ときど選手は新作格闘ゲームタイトルの攻略が早いだけでなく、複数のタイトルで上位の成績を残しており、かつては同時に5種目以上のタイトルの大会に出場することもありました。

「SFL: Pro-JP 2021」には、v6プラス FAV Rohto Z!のメンバーとして出場し、プロゲーマーのsako選手やりゅうせい選手に加えて、EVO2019のストリートファイターV部門で優勝したボンちゃん選手とともにSFLで激戦を繰り広げています。

ときど選手Twitter

 

ウメハラのバイソン攻略がインパクト大

――第13節終了時点で獲得ポイントラインキング1位おめでとうございます!これまでの「SFL: Pro-JP 2021」を振り返ってみていかがですか?

ときど:

ありがとうございます。

「SFL: Pro-JP 2021」が開幕する前から予想はできていたのですが、前評判の高いプレイヤーたちの活躍がすばらしいですね。

しっかりと準備をしている選手が勝てているので、今年のSFLは試合に向けての調整や準備が勝利につながるリーグだと感じています。

そして、ウメハラ選手やsako選手などのマークされやすいトップレベルのプレイヤーは対策されていて、なかなか苦戦を強いられていますね。

 

――SFL2021「SFL: Pro-JP 2021」の中で印象に残っていることはありますか?

 

ときど:

ウメハラ選手が使用しているガイルというキャラクターは、バイソンというキャラクターに相性的に厳しいとされています。

実際に私も第3節の大将戦でバイソンを使用してウメハラ選手にストレート勝利していますし、第5節でもぷげら選手が大将戦でバイソンを使って、ウメハラ選手を3-1で下しています。

 

――かなり苦しめられていましたね。

 

ときど:

そうですね、かなり苦しかったと思います。

でも、ウメハラ選手は対バイソンの練習をし続けて、そしてなんと第12節の先鋒戦でぷげら選手のバイソンに2-1で見事に勝利したんです。

ぷげら選手が悪い動きをしていたわけではないので、完全に攻略したと言えますね。

 

ホーム側の利点を活かして3勝を掴み取る

――「SFL: Pro-JP 2021」から導入された、ホーム&アウェイ事前オーダールールはいかがですか?

 

ときど:

正直、とても頭を悩まされています。

しかしながら、これまではホーム側の利点を最大限に活かしたキャラクター選択ができているので、うまく勝てていますね。

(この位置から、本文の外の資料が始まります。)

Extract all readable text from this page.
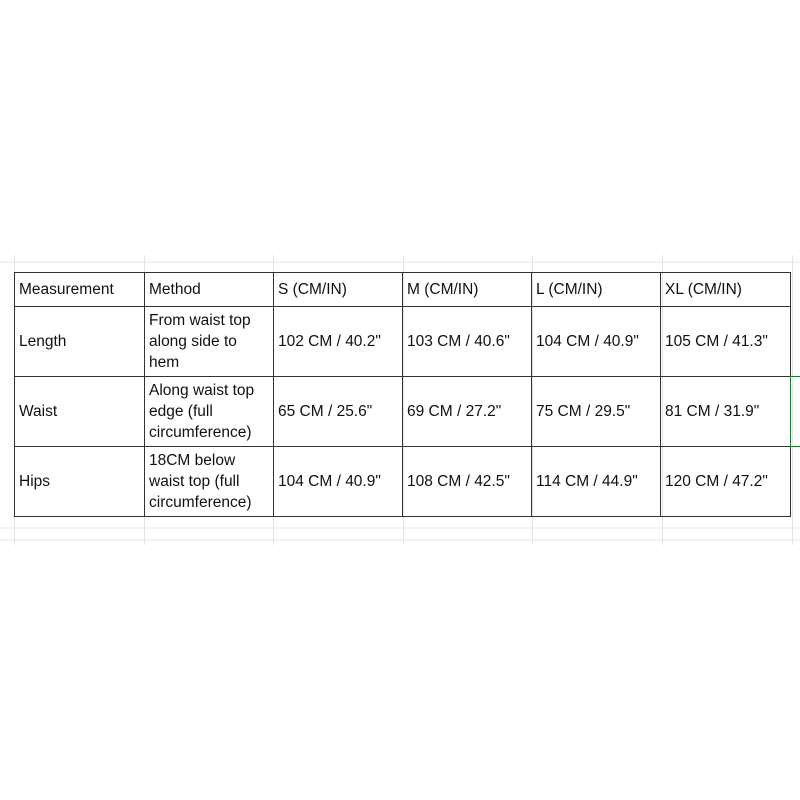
Measurement	Method	S (CM/IN)	M (CM/IN)	L (CM/IN)	XL (CM/IN)
Length	From waist top along side to hem	102 CM / 40.2"	103 CM / 40.6"	104 CM / 40.9"	105 CM / 41.3"
Waist	Along waist top edge (full circumference)	65 CM / 25.6"	69 CM / 27.2"	75 CM / 29.5"	81 CM / 31.9"
Hips	18CM below waist top (full circumference)	104 CM / 40.9"	108 CM / 42.5"	114 CM / 44.9"	120 CM / 47.2"
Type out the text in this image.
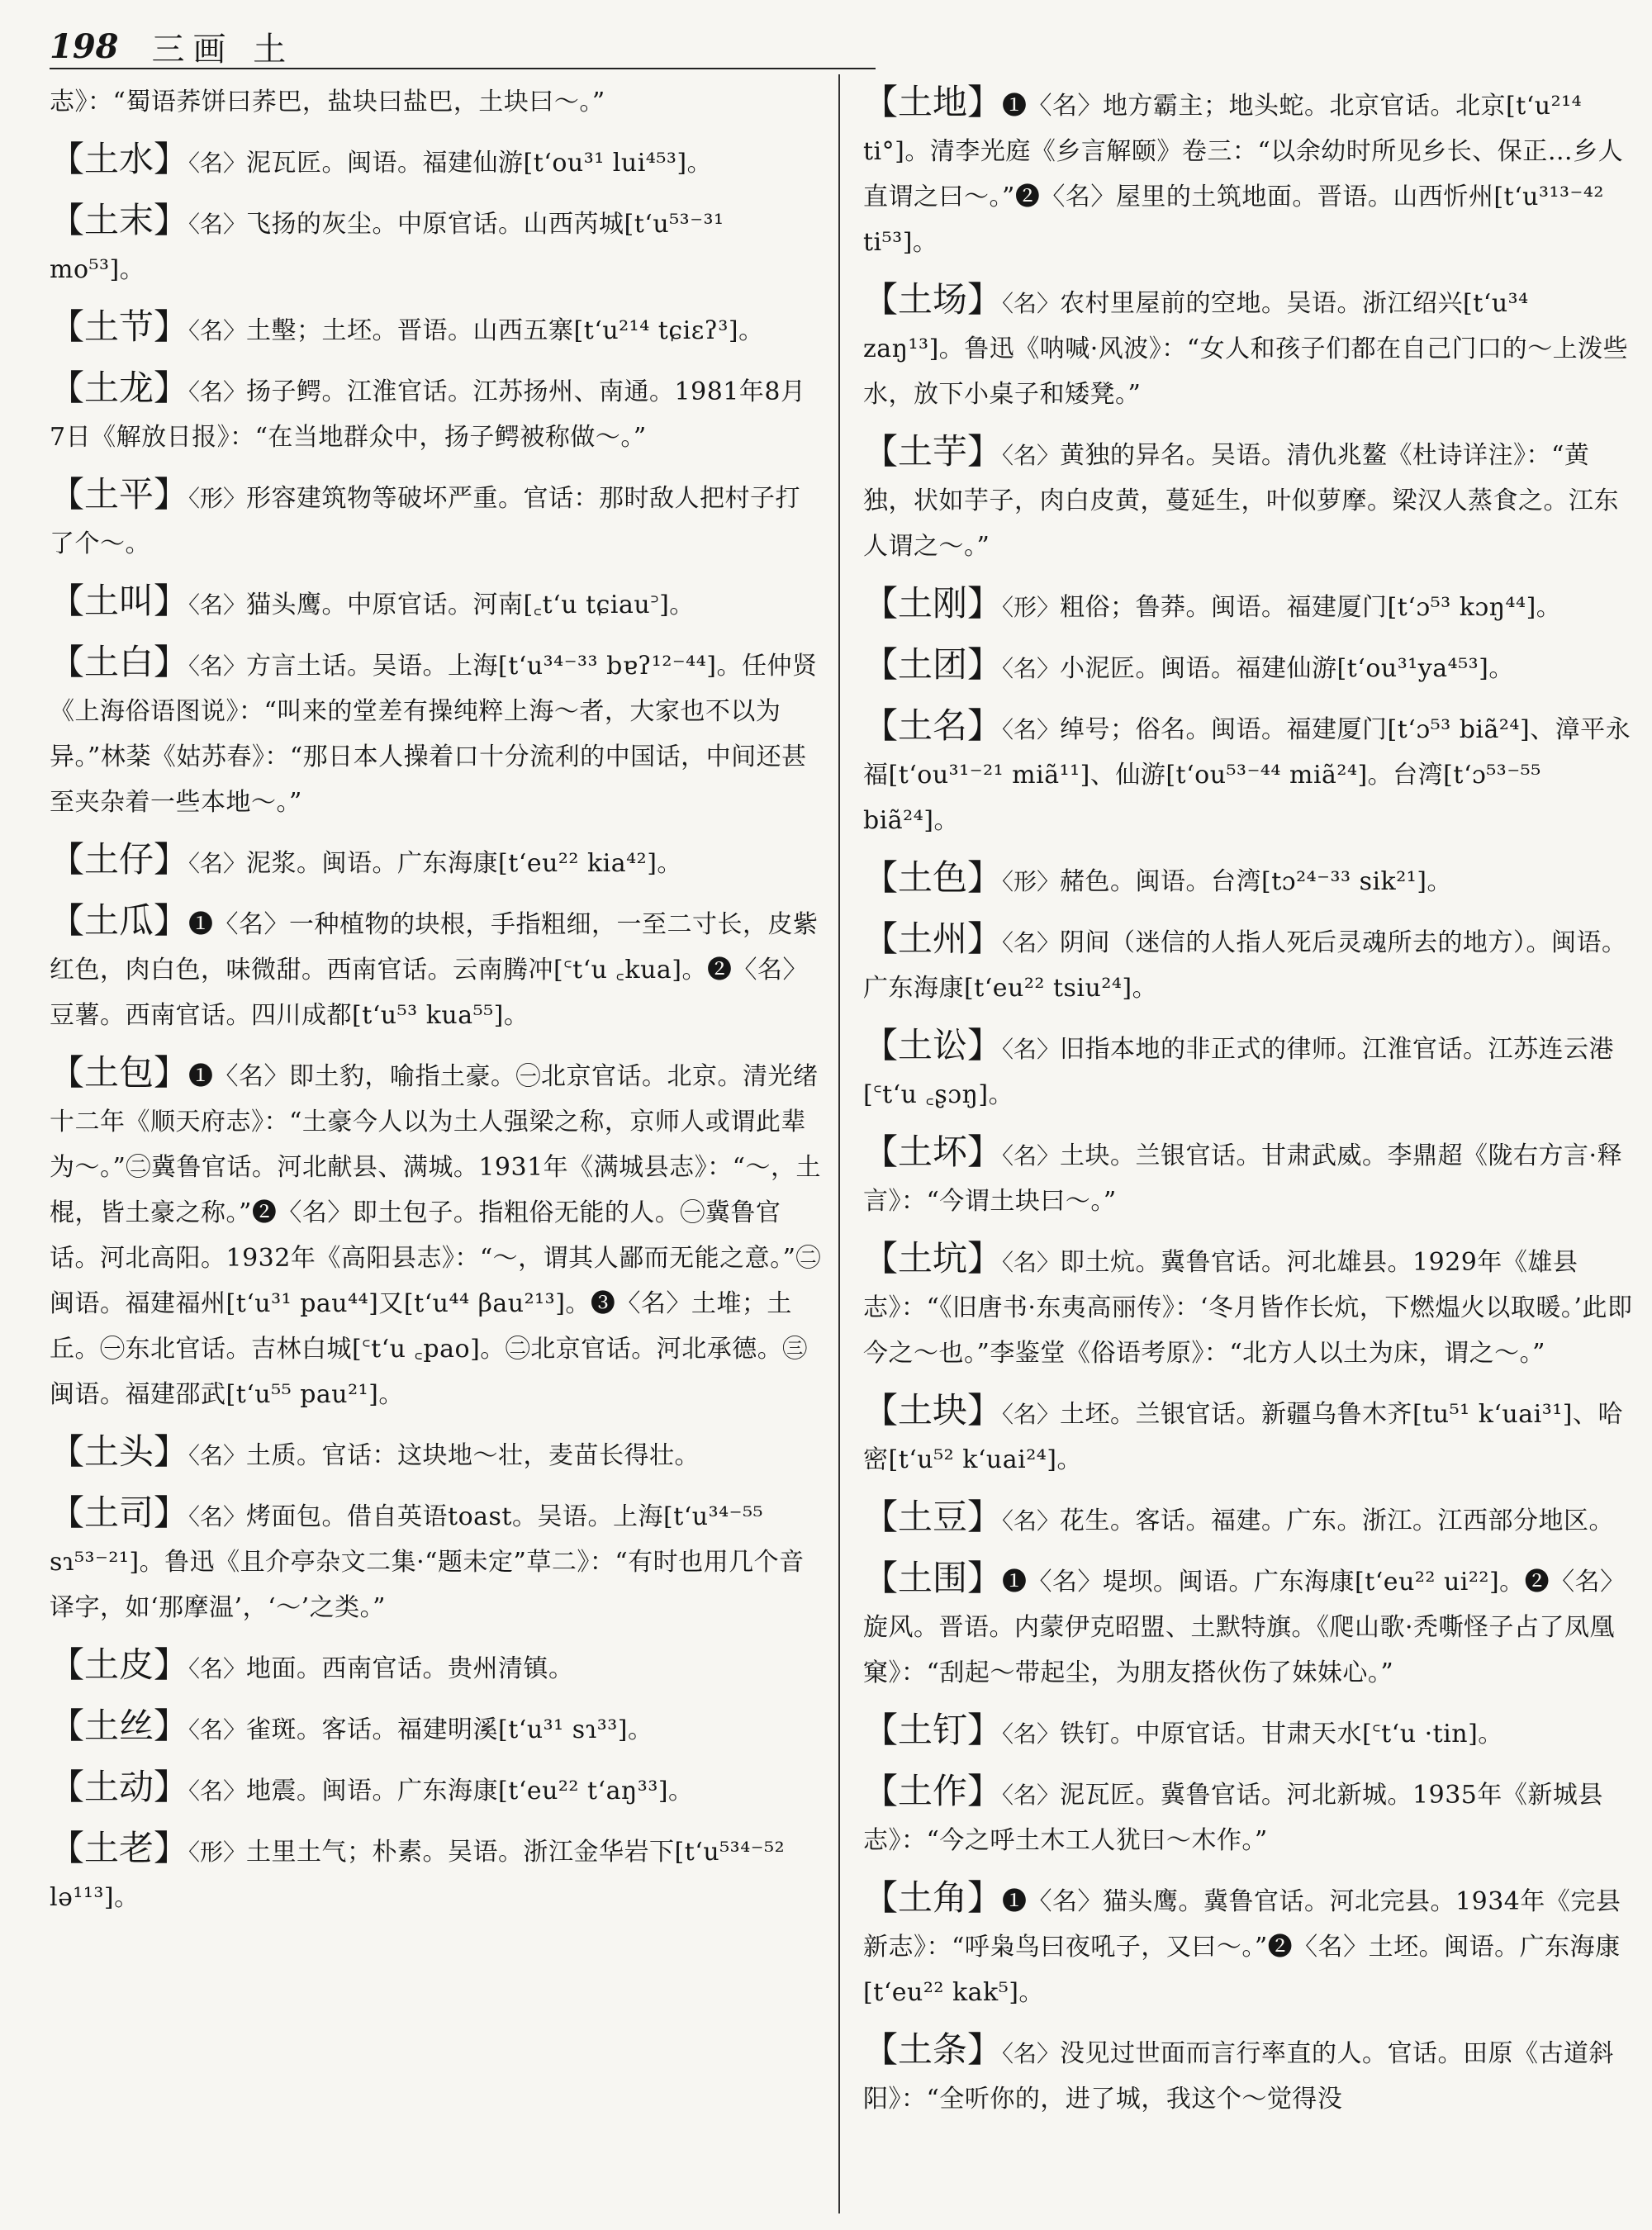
198 三画 土
志》：“蜀语荞饼曰荞巴，盐块曰盐巴，土块曰～。”
【土水】〈名〉泥瓦匠。闽语。福建仙游[tʻou³¹ lui⁴⁵³]。
【土末】〈名〉飞扬的灰尘。中原官话。山西芮城[tʻu⁵³⁻³¹ mo⁵³]。
【土节】〈名〉土墼；土坯。晋语。山西五寨[tʻu²¹⁴ tɕiɛʔ³]。
【土龙】〈名〉扬子鳄。江淮官话。江苏扬州、南通。1981年8月7日《解放日报》：“在当地群众中，扬子鳄被称做～。”
【土平】〈形〉形容建筑物等破坏严重。官话：那时敌人把村子打了个～。
【土叫】〈名〉猫头鹰。中原官话。河南[꜀tʻu tɕiau꜄]。
【土白】〈名〉方言土话。吴语。上海[tʻu³⁴⁻³³ bɐʔ¹²⁻⁴⁴]。任仲贤《上海俗语图说》：“叫来的堂差有操纯粹上海～者，大家也不以为异。”林棻《姑苏春》：“那日本人操着口十分流利的中国话，中间还甚至夹杂着一些本地～。”
【土仔】〈名〉泥浆。闽语。广东海康[tʻeu²² kia⁴²]。
【土瓜】❶〈名〉一种植物的块根，手指粗细，一至二寸长，皮紫红色，肉白色，味微甜。西南官话。云南腾冲[꜂tʻu ꜀kua]。❷〈名〉豆薯。西南官话。四川成都[tʻu⁵³ kua⁵⁵]。
【土包】❶〈名〉即土豹，喻指土豪。㊀北京官话。北京。清光绪十二年《顺天府志》：“土豪今人以为土人强梁之称，京师人或谓此辈为～。”㊁冀鲁官话。河北献县、满城。1931年《满城县志》：“～，土棍，皆土豪之称。”❷〈名〉即土包子。指粗俗无能的人。㊀冀鲁官话。河北高阳。1932年《高阳县志》：“～，谓其人鄙而无能之意。”㊁闽语。福建福州[tʻu³¹ pau⁴⁴]又[tʻu⁴⁴ βau²¹³]。❸〈名〉土堆；土丘。㊀东北官话。吉林白城[꜂tʻu ꜀pao]。㊁北京官话。河北承德。㊂闽语。福建邵武[tʻu⁵⁵ pau²¹]。
【土头】〈名〉土质。官话：这块地～壮，麦苗长得壮。
【土司】〈名〉烤面包。借自英语toast。吴语。上海[tʻu³⁴⁻⁵⁵ sɿ⁵³⁻²¹]。鲁迅《且介亭杂文二集·“题未定”草二》：“有时也用几个音译字，如‘那摩温’，‘～’之类。”
【土皮】〈名〉地面。西南官话。贵州清镇。
【土丝】〈名〉雀斑。客话。福建明溪[tʻu³¹ sɿ³³]。
【土动】〈名〉地震。闽语。广东海康[tʻeu²² tʻaŋ³³]。
【土老】〈形〉土里土气；朴素。吴语。浙江金华岩下[tʻu⁵³⁴⁻⁵² lə¹¹³]。
【土地】❶〈名〉地方霸主；地头蛇。北京官话。北京[tʻu²¹⁴ ti°]。清李光庭《乡言解颐》卷三：“以余幼时所见乡长、保正…乡人直谓之曰～。”❷〈名〉屋里的土筑地面。晋语。山西忻州[tʻu³¹³⁻⁴² ti⁵³]。
【土场】〈名〉农村里屋前的空地。吴语。浙江绍兴[tʻu³⁴ zaŋ¹³]。鲁迅《呐喊·风波》：“女人和孩子们都在自己门口的～上泼些水，放下小桌子和矮凳。”
【土芋】〈名〉黄独的异名。吴语。清仇兆鳌《杜诗详注》：“黄独，状如芋子，肉白皮黄，蔓延生，叶似萝摩。梁汉人蒸食之。江东人谓之～。”
【土刚】〈形〉粗俗；鲁莽。闽语。福建厦门[tʻɔ⁵³ kɔŋ⁴⁴]。
【土团】〈名〉小泥匠。闽语。福建仙游[tʻou³¹ya⁴⁵³]。
【土名】〈名〉绰号；俗名。闽语。福建厦门[tʻɔ⁵³ biã²⁴]、漳平永福[tʻou³¹⁻²¹ miã¹¹]、仙游[tʻou⁵³⁻⁴⁴ miã²⁴]。台湾[tʻɔ⁵³⁻⁵⁵ biã²⁴]。
【土色】〈形〉赭色。闽语。台湾[tɔ²⁴⁻³³ sik²¹]。
【土州】〈名〉阴间（迷信的人指人死后灵魂所去的地方）。闽语。广东海康[tʻeu²² tsiu²⁴]。
【土讼】〈名〉旧指本地的非正式的律师。江淮官话。江苏连云港[꜂tʻu ꜀ʂɔŋ]。
【土坏】〈名〉土块。兰银官话。甘肃武威。李鼎超《陇右方言·释言》：“今谓土块曰～。”
【土坑】〈名〉即土炕。冀鲁官话。河北雄县。1929年《雄县志》：“《旧唐书·东夷高丽传》：‘冬月皆作长炕，下燃煴火以取暖。’此即今之～也。”李鉴堂《俗语考原》：“北方人以土为床，谓之～。”
【土块】〈名〉土坯。兰银官话。新疆乌鲁木齐[tu⁵¹ kʻuai³¹]、哈密[tʻu⁵² kʻuai²⁴]。
【土豆】〈名〉花生。客话。福建。广东。浙江。江西部分地区。
【土围】❶〈名〉堤坝。闽语。广东海康[tʻeu²² ui²²]。❷〈名〉旋风。晋语。内蒙伊克昭盟、土默特旗。《爬山歌·秃嘶怪子占了凤凰窠》：“刮起～带起尘，为朋友搭伙伤了妹妹心。”
【土钉】〈名〉铁钉。中原官话。甘肃天水[꜂tʻu ·tin]。
【土作】〈名〉泥瓦匠。冀鲁官话。河北新城。1935年《新城县志》：“今之呼土木工人犹曰～木作。”
【土角】❶〈名〉猫头鹰。冀鲁官话。河北完县。1934年《完县新志》：“呼枭鸟曰夜吼子，又曰～。”❷〈名〉土坯。闽语。广东海康[tʻeu²² kak⁵]。
【土条】〈名〉没见过世面而言行率直的人。官话。田原《古道斜阳》：“全听你的，进了城，我这个～觉得没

普段の大会で使用しないキャラクターであるバイソンをこのトップレベルのプレイヤーが集う舞台で使うには事前準備が大変でしたが、バイソンのおかげで三つの勝ちを拾うことができたので満足しています。

――アウェイ側はいかがでしょうか?

 

ときど:

アウェイ側は相手チームの選択肢をすべて想定した練習をするのが理想的ではありますが、相手チームが裏をかいてくる可能性もありますので、対策をしきるのは難しいですね。

でも、可能なかぎり時間を使って準備するように意識しています。

 

――最後に残りの「SFL: Pro-JP 2021」に向けて意気込みをお願いします!

 

ときど:

昨年のSFL決勝戦で負けた瞬間から、今年のSFLで優勝するための準備を行ってきました。

しかしながら、本音を言うと、勢いのあるGood 8 Squadを倒して優勝するにはまだまだ総合力が足りていないと考えています。

V6プラス FAV ROHTO Z! は、今回のリーグのために結成したトップレベルプレイヤーの集合体のようなチームなので、今後も引き続き、経験や知恵を活かしてより戦略的に強くなっていくように努力してまいります。

皆さまの応援、よろしくお願いいたします。